Evaluate and adapt regularly

Revisit your advertising strategy every two to three months. See what seems to be working. Train your sales staff to ask, “How did you hear about our gallery?” We keep a record of those responses.

Coupons are a way of measuring response. When we send coupons, we attach the returned ones to the sale slip and evaluate at the end of the program. There are statistics that show many people do not use the coupons, but they do serve as a trigger to visit the business.

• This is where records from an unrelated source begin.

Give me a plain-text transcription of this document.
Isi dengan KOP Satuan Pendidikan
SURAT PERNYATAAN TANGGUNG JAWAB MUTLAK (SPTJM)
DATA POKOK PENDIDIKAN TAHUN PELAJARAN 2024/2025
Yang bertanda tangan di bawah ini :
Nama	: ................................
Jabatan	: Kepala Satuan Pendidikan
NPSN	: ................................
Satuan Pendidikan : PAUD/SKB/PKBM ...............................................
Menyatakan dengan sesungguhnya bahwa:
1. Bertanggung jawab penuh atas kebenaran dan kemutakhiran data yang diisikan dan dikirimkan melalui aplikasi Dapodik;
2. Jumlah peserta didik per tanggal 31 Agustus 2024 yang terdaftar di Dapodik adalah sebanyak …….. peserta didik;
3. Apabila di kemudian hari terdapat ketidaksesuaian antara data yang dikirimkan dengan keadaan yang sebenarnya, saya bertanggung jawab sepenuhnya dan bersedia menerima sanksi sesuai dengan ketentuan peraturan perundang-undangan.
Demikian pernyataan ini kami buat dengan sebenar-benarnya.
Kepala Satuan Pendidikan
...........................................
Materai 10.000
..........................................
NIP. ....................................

In the busy months, when all the major advertising is going on, don’t worry about being buried: advertise, anyway. You need to be there. Stick to your plan. Even when times are tough, find a way.

Setting up a solid advertising plan can give a retailer real peace of mind. When an unexpected event or opportunity comes along, you will know whether it will fit the overall plan and the overall budget, and therefore make a better decision.

A few other suggestions

According to Bunch and Gregory, direct mail is still the most effective advertising for craft retailers. It goes directly into the hands of our targets. They also suggest using ads in the local newsletters of targeted groups.

A well maintained mailing list is essential. Most point-of-sale (POS) software allows one to gather that information. In my stores we know who bought what since 1993 and the staff knows how important this information is. We sort out who we want to receive our direct mail. We never share our mailing list.

Don’t overlook NPR (National Public Radio) if you are using radio. It’s our target market and the only one where customers will thank you for supporting it.

Be firm with the media. If they mess up an ad, insist on a free replacement. Ask for good placement. Do not let them put you in the gutter. It is your advertising
dollar.

Educate yourself — there are some great resources available. Start by finding the nearest Small Business Development Center. Go to their advertising seminars, which have a minimal charge. Use their certified business counselors. It’s free objective advice. Their goal is to help you, as a member of the business community, survive and grow.

Gloria Brooke is president of the Craft Retailers Association For Tomorrow (CRAFT) and owner of Brooke Pottery, Lakeland, Fla. She also serves on the Advisory Board of The Small Business Development Center in Tampa, Fla.